If the business owns rental properties, conducts business, performs services, solicits sales, operates, or maintains an office in Findlay, the tax is imposed first on the business based on the income that is attributable to Findlay. Resident individual partners, members, and shareholders must then report their untaxed distributive shares. An LLC taxed as a corporation by the IRS will be taxed as a corporation by Findlay. An LLC owned by only one person will be taxed as a sole proprietorship. (The S corporation shareholder provision was effective January 2002.)
For example, 78 percent of a pass-through entity’s $30,000 loss is attributable to Findlay. The pass-through entity has five individual owners who share losses equally. The entity is required to file a return and report a loss attributable to Findlay of $23,400 ($30,000 x 78%). Each resident individual S corporation shareholder (to the extent the S corporation’s income is apportioned within Ohio), partner, or member is permitted to report a loss of $1,320 [$30,000 x 20% share x (1 – 78%)].
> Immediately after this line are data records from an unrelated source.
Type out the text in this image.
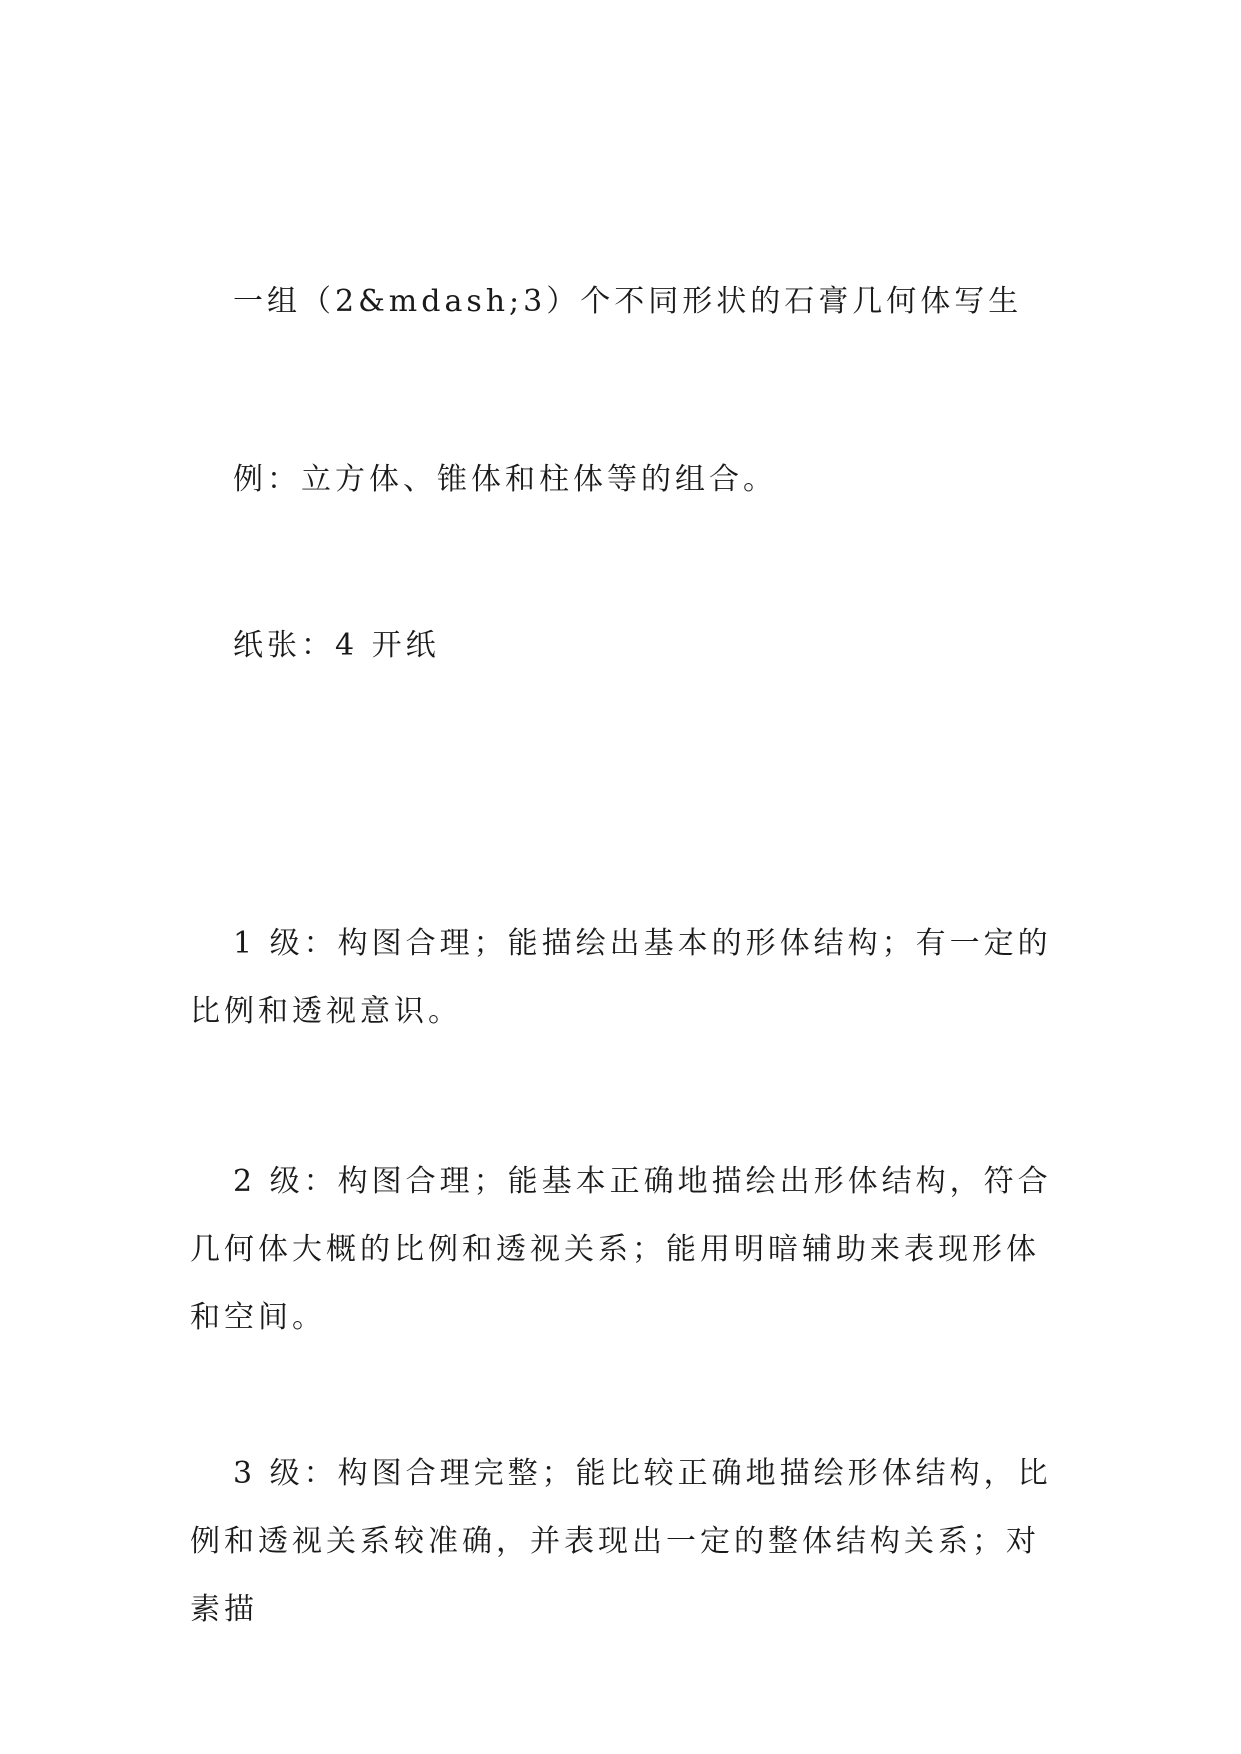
一组（2&mdash;3）个不同形状的石膏几何体写生

例：立方体、锥体和柱体等的组合。

纸张：4 开纸

1 级：构图合理；能描绘出基本的形体结构；有一定的比例和透视意识。

2 级：构图合理；能基本正确地描绘出形体结构，符合几何体大概的比例和透视关系；能用明暗辅助来表现形体和空间。

3 级：构图合理完整；能比较正确地描绘形体结构，比例和透视关系较准确，并表现出一定的整体结构关系；对素描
Arlington is prohibited from imposing tax on resident shareholders’ distributive shares from S corporations. Bills originating in both the Ohio House and the Senate established voting requirements available only to communities that were imposing tax on this income by ordinance, rule, or regulation as of December 2002, which the Village was not. Senate Bill 180 of the 124th Ohio General Assembly established a November 2003 voting requirement for distributions from interstate S corporations, followed by House Bill 127 of the 125th Ohio General Assembly that established a November 2004 voting requirement for distributions from intrastate S corporations. As a result, Arlington is eligible to impose tax on S corporations only at the entity level.